Economic liberals have “rushed to the rescue” with a proposed $700 billion or so bailout. This proposal is idiotic because:

  1. Investors can already get back most their money. These loans are backed by homes. If the borrower defaults, the home gets foreclosed and sold, and the remaining money goes back to investors. Sure, home values have declined modestly, and foreclosure creates expenses and delay, but in the end, investors do get back most of the value of distressed loans. This isn’t a catastrophic loss like investing retirement in Enron stock.
  2. The economic fundamentals of traditional financial instruments are unchanged. This includes traditional mortgages, like the 30 year “significant down payment” kind. The problem is only with creative mortgages. It is ridiculous to think that time-tested, well understood financial instruments should be feared.
  3. Negative consequences are learning experiences. Borrowers will learn to be smarter. Investors will learn to better research investments. And insurers will learn not to insure idiotic securities.
  4. Nothing will work with a catastrophic housing collapse, and the bailout won’t prevent it. A housing value collapse means the bailout is “pissing in the wind,” a futile effort. However, I don’t fear this because…
  5. People still need a place to live. Values can only decline so far before natural market forces stabilize them. Case in point is a recent surge in home sales in inland California markets.
  6. Companies that took irresponsible risks must die. That’s how we clear out bad companies like Enron or Arthur Anderson. That’s why I am not bothered by the prospect of some banks and insurers going down. Almost all of these businesses have sound assets and business units that could be sold off to investors. The remaining, troubled business units could go into bankruptcy or be handled with less interventionist measures.
  7. Socialism. Open markets work best. Period.
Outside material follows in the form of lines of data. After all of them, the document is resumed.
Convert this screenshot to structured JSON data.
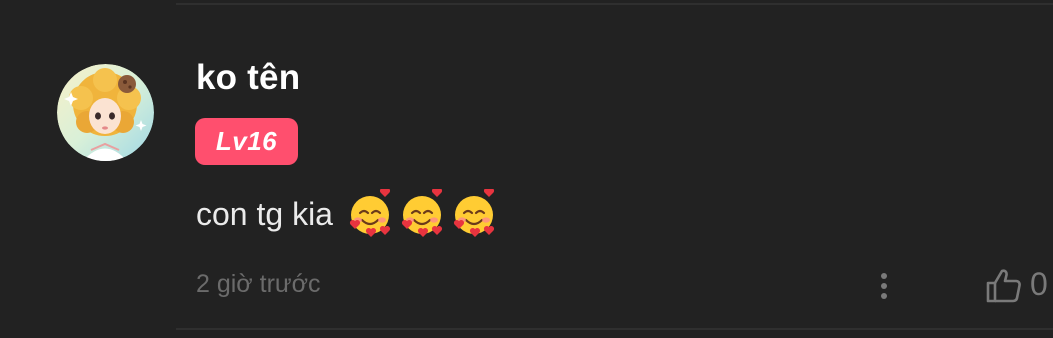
{
  "comment": {
    "username": "ko tên",
    "level_badge": "Lv16",
    "text": "con tg kia",
    "emojis": [
      "smiling-face-with-hearts",
      "smiling-face-with-hearts",
      "smiling-face-with-hearts"
    ],
    "timestamp": "2 giờ trước",
    "like_count": "0"
  },
  "colors": {
    "background": "#222222",
    "badge": "#ff4f6e",
    "username": "#ffffff",
    "text": "#ebebeb",
    "muted": "#6b6b6b"
  },
  "icons": {
    "more": "more-vertical-icon",
    "like": "thumbs-up-icon"
  }
}
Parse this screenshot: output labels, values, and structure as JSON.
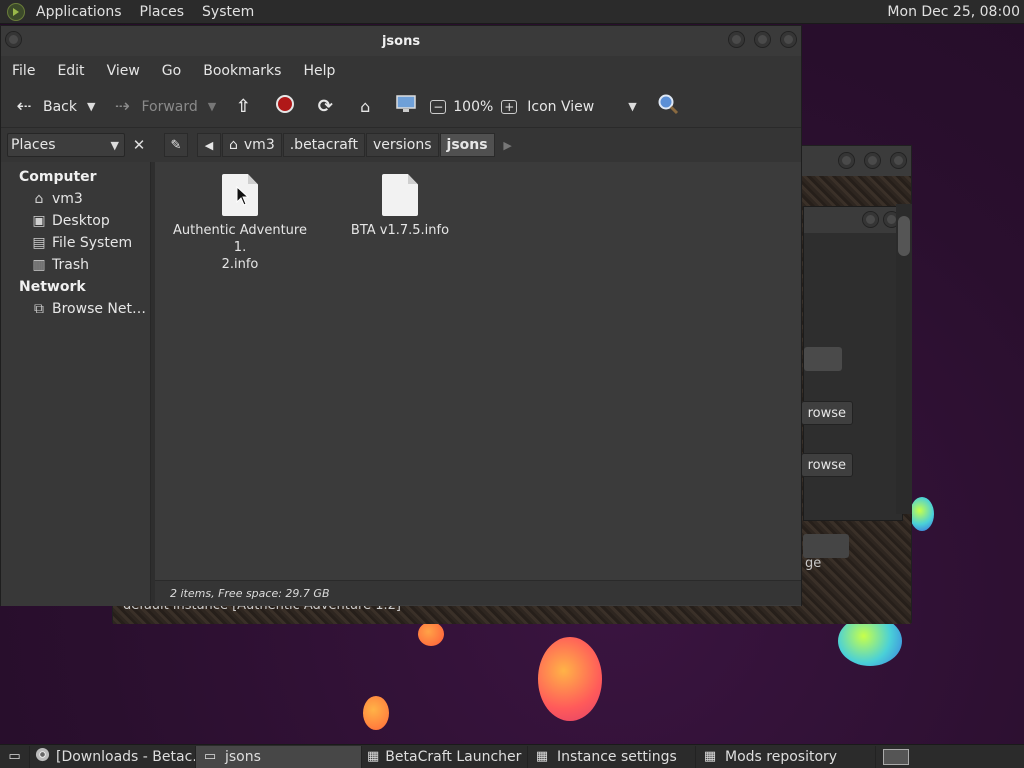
{
  "top_panel": {
    "menus": [
      "Applications",
      "Places",
      "System"
    ],
    "clock": "Mon Dec 25, 08:00"
  },
  "bg_window": {
    "browse_1": "rowse",
    "browse_2": "rowse",
    "status_text": "default instance [Authentic Adventure 1.2]",
    "fragment": "ge"
  },
  "window": {
    "title": "jsons",
    "menu": [
      "File",
      "Edit",
      "View",
      "Go",
      "Bookmarks",
      "Help"
    ],
    "toolbar": {
      "back": "Back",
      "forward": "Forward",
      "zoom": "100%",
      "view_mode": "Icon View"
    },
    "places_label": "Places",
    "breadcrumbs": [
      "vm3",
      ".betacraft",
      "versions",
      "jsons"
    ],
    "sidebar": {
      "sections": [
        {
          "title": "Computer",
          "items": [
            {
              "label": "vm3",
              "icon": "home-folder-icon"
            },
            {
              "label": "Desktop",
              "icon": "desktop-icon"
            },
            {
              "label": "File System",
              "icon": "drive-icon"
            },
            {
              "label": "Trash",
              "icon": "trash-icon"
            }
          ]
        },
        {
          "title": "Network",
          "items": [
            {
              "label": "Browse Net…",
              "icon": "network-icon"
            }
          ]
        }
      ]
    },
    "files": [
      "Authentic Adventure 1.\n2.info",
      "BTA v1.7.5.info"
    ],
    "status": "2 items, Free space: 29.7 GB"
  },
  "taskbar": {
    "tasks": [
      {
        "label": "[Downloads - Betac…",
        "icon": "chrome-icon"
      },
      {
        "label": "jsons",
        "icon": "folder-icon",
        "active": true
      },
      {
        "label": "BetaCraft Launcher …",
        "icon": "betacraft-icon"
      },
      {
        "label": "Instance settings",
        "icon": "betacraft-icon"
      },
      {
        "label": "Mods repository",
        "icon": "betacraft-icon"
      }
    ]
  }
}
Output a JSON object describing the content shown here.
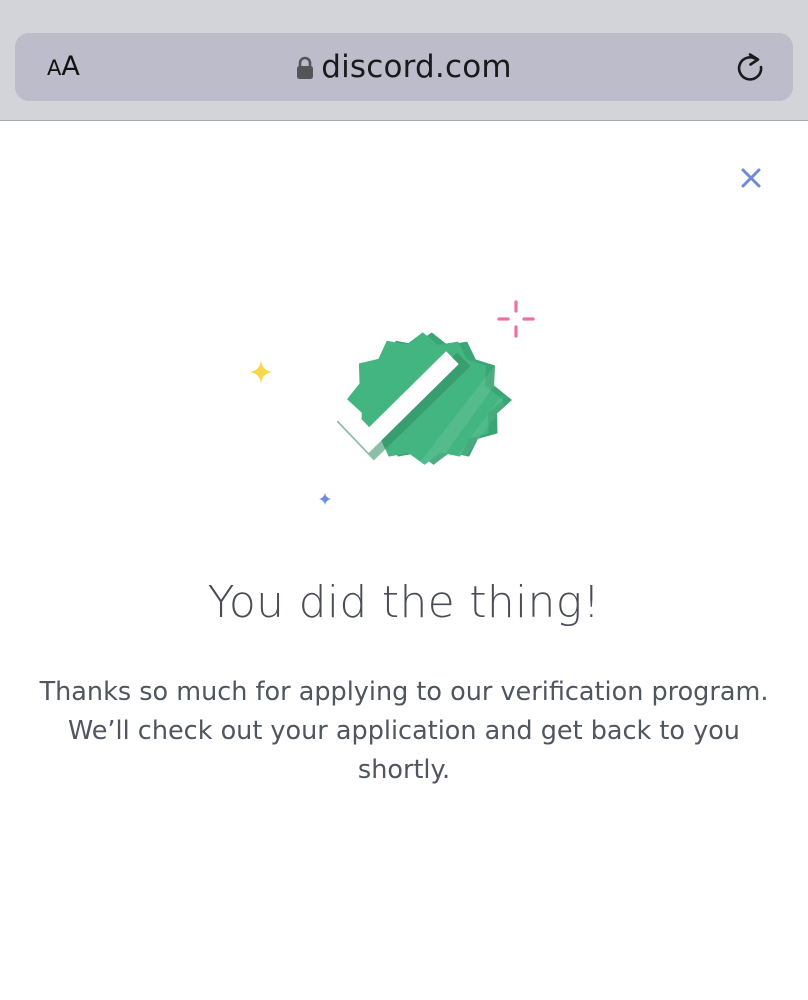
{
  "browser": {
    "text_size_small": "A",
    "text_size_large": "A",
    "url": "discord.com",
    "icons": {
      "lock": "lock-icon",
      "reload": "reload-icon"
    }
  },
  "modal": {
    "close_icon": "close-icon",
    "badge_icon": "verified-badge-icon",
    "title": "You did the thing!",
    "description_lines": [
      "Thanks so much for applying to our verification program.",
      "We’ll check out your application and get back to you",
      "shortly."
    ]
  },
  "colors": {
    "chrome_bg": "#d3d3da",
    "address_bar_bg": "#bcbccb",
    "badge_green": "#43b581",
    "badge_green_dark": "#3aa575",
    "close_blue": "#7289da",
    "title_text": "#4a4d55",
    "body_text": "#4f5660",
    "sparkle_yellow": "#f6d84a",
    "sparkle_pink": "#ef6fa4",
    "sparkle_blue": "#6a8be8"
  }
}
Here’s the flip side. While I oppose a federal bailout, I’m not worried.

The buyout’s net, long-run cost will only be a fraction of its initial cost. This is provided that democrats don’t gum it up with political shenanigans. Predictably, they are trying to buy votes from greedy, irresponsible, or naive borrowers by finding ways to prevent lenders from kicking them out.

Why the Buyout?

Why would politicians, even supposed conservatives, dive headfirst into a $700 billion dollar program?

Simple: your name will be in history textbooks for centuries.

Regulation

I am bothered by liberals in both parties calling for drastically increased regulation of the financial industry.
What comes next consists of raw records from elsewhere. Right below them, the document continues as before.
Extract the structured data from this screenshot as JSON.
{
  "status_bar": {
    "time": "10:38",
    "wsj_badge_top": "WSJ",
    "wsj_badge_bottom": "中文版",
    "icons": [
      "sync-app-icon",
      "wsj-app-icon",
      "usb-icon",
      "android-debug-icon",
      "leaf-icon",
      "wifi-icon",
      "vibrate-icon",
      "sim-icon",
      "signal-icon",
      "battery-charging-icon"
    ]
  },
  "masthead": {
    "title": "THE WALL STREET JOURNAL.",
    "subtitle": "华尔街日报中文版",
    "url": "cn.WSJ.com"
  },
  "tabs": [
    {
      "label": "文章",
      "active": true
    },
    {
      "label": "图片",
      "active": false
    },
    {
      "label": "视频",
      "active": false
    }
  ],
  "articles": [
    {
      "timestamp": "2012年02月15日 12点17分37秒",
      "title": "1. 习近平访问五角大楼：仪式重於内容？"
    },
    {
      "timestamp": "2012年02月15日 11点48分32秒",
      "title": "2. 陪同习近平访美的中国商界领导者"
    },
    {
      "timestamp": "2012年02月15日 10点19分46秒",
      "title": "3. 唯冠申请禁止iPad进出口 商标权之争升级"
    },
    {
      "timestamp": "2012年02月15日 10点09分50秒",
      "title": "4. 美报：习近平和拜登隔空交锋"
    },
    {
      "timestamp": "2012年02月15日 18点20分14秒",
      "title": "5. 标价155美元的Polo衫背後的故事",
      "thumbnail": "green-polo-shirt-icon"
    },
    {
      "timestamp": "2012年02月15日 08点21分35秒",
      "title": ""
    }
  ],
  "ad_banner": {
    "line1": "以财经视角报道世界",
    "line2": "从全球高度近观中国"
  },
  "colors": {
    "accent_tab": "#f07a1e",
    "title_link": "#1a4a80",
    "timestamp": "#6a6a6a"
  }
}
What other highly regulated industries perform well? Let’s see: utilities, cable companies, telephone companies, pre-deregulation airlines… see the picture? Regulated industries suck.

Now liberals want to hamstring the financial sector, the lifeblood of our economy. Yikes!

The Aren Plan

What would Aren do? A three point plan:

  1. No bailouts. If you did something stupid, be it investing or borrowing irresponsibly, you’re going to hurt. I won’t ask taxpayers to save you.
  2. Leadership. Besides the above-mentioned moderate losses, most of the problem is perception. Traditional financial instruments remain sound, and strong leadership is needed to reinforce this.
  3. Expedite. Drawing this out hurts our recovery. I would streamline or repeal regulations that delay resolution and propose new legislation if existing rules don’t already allow the following sub-plan:
    1. Encourage troubled insurers to self-dissolve by selling off all marketable divisions and assets.
    2. Establish new coverage on all “creative mortgage”-backed securities that is proportional to remaining funds.

Conclusion

Here is where traditional essays have a closing paragraph. In high school, I was taught that one model is to summarize what I wrote. So here it is: We’re in the middle of a manufactured crisis caused by greedy, irresponsible, or naive borrowers, and the best resolution is leadership, not a huge new federal program.